Having dispensed with the collateral estoppel arguments, the district court proceeded to analyze whether the proposed class of more than 1,000 property owners from around the bay should be certified.  The plaintiffs argued that there were good grounds to certify the class for at least liability and causation determinations, leaving the calculation of damages to be determined subsequently on an individual basis. 

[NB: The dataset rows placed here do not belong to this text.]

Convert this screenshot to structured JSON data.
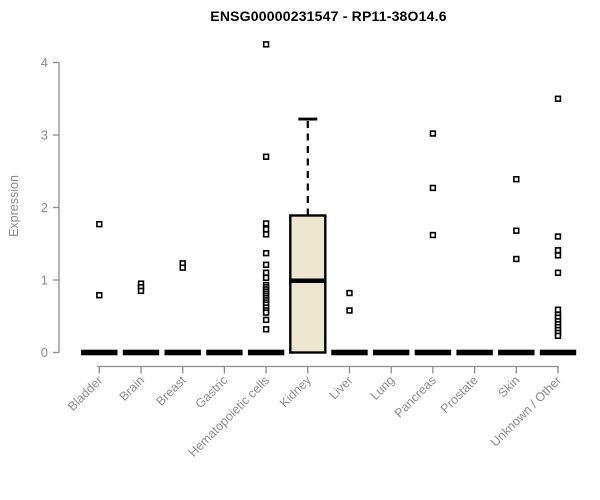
{
  "title": "ENSG00000231547 - RP11-38O14.6",
  "colors": {
    "background": "#ffffff",
    "axis": "#8c8c8c",
    "label_text": "#8c8c8c",
    "title_text": "#000000",
    "box_fill": "#ece6ce",
    "stroke": "#000000"
  },
  "chart_data": {
    "type": "boxplot",
    "title": "ENSG00000231547 - RP11-38O14.6",
    "xlabel": "",
    "ylabel": "Expression",
    "ylim": [
      0,
      4.3
    ],
    "yticks": [
      0,
      1,
      2,
      3,
      4
    ],
    "grid": false,
    "legend": null,
    "categories": [
      "Bladder",
      "Brain",
      "Breast",
      "Gastric",
      "Hematopoietic cells",
      "Kidney",
      "Liver",
      "Lung",
      "Pancreas",
      "Prostate",
      "Skin",
      "Unknown / Other"
    ],
    "groups": [
      {
        "category": "Bladder",
        "median": 0,
        "q1": 0,
        "q3": 0,
        "whisker_low": 0,
        "whisker_high": 0,
        "outliers": [
          1.77,
          0.79
        ]
      },
      {
        "category": "Brain",
        "median": 0,
        "q1": 0,
        "q3": 0,
        "whisker_low": 0,
        "whisker_high": 0,
        "outliers": [
          0.95,
          0.9,
          0.85
        ]
      },
      {
        "category": "Breast",
        "median": 0,
        "q1": 0,
        "q3": 0,
        "whisker_low": 0,
        "whisker_high": 0,
        "outliers": [
          1.23,
          1.17
        ]
      },
      {
        "category": "Gastric",
        "median": 0,
        "q1": 0,
        "q3": 0,
        "whisker_low": 0,
        "whisker_high": 0,
        "outliers": []
      },
      {
        "category": "Hematopoietic cells",
        "median": 0,
        "q1": 0,
        "q3": 0,
        "whisker_low": 0,
        "whisker_high": 0,
        "outliers": [
          4.25,
          2.7,
          1.78,
          1.7,
          1.63,
          1.37,
          1.21,
          1.1,
          1.03,
          0.93,
          0.9,
          0.87,
          0.84,
          0.81,
          0.78,
          0.75,
          0.72,
          0.69,
          0.66,
          0.62,
          0.58,
          0.55,
          0.45,
          0.32
        ]
      },
      {
        "category": "Kidney",
        "median": 0.99,
        "q1": 0,
        "q3": 1.89,
        "whisker_low": 0,
        "whisker_high": 3.22,
        "outliers": []
      },
      {
        "category": "Liver",
        "median": 0,
        "q1": 0,
        "q3": 0,
        "whisker_low": 0,
        "whisker_high": 0,
        "outliers": [
          0.82,
          0.58
        ]
      },
      {
        "category": "Lung",
        "median": 0,
        "q1": 0,
        "q3": 0,
        "whisker_low": 0,
        "whisker_high": 0,
        "outliers": []
      },
      {
        "category": "Pancreas",
        "median": 0,
        "q1": 0,
        "q3": 0,
        "whisker_low": 0,
        "whisker_high": 0,
        "outliers": [
          3.02,
          2.27,
          1.62
        ]
      },
      {
        "category": "Prostate",
        "median": 0,
        "q1": 0,
        "q3": 0,
        "whisker_low": 0,
        "whisker_high": 0,
        "outliers": []
      },
      {
        "category": "Skin",
        "median": 0,
        "q1": 0,
        "q3": 0,
        "whisker_low": 0,
        "whisker_high": 0,
        "outliers": [
          2.39,
          1.68,
          1.29
        ]
      },
      {
        "category": "Unknown / Other",
        "median": 0,
        "q1": 0,
        "q3": 0,
        "whisker_low": 0,
        "whisker_high": 0,
        "outliers": [
          3.5,
          1.6,
          1.41,
          1.34,
          1.1,
          0.59,
          0.52,
          0.48,
          0.43,
          0.39,
          0.35,
          0.31,
          0.27,
          0.23
        ]
      }
    ]
  }
}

The court ultimately held that the predominance and superiority requirements were not satisfied because determining liability and causation on the public nuisance theory would require the same kind of individualized inquiry that a damages determination would require:

[T]he proposed class members would have to show that there has been an "unreasonable interference with a right common to the general public" and some "special injury of a direct and substantial character."  A showing of "unreasonable" interference and "special," "direct," and "substantial" injury would require an examination into the individual characteristics of the proposed class members' properties and the extent of contamination.

Id. at *5.  In reaching this conclusion, the court relied heavily on the decision in Church v. General Electric Co., 138 F. Supp. 2d 169 (D. Mass. 2001), in which a court refused to certify a class to determine whether PCB contamination constituted public nuisance and trespass for riparian landowners.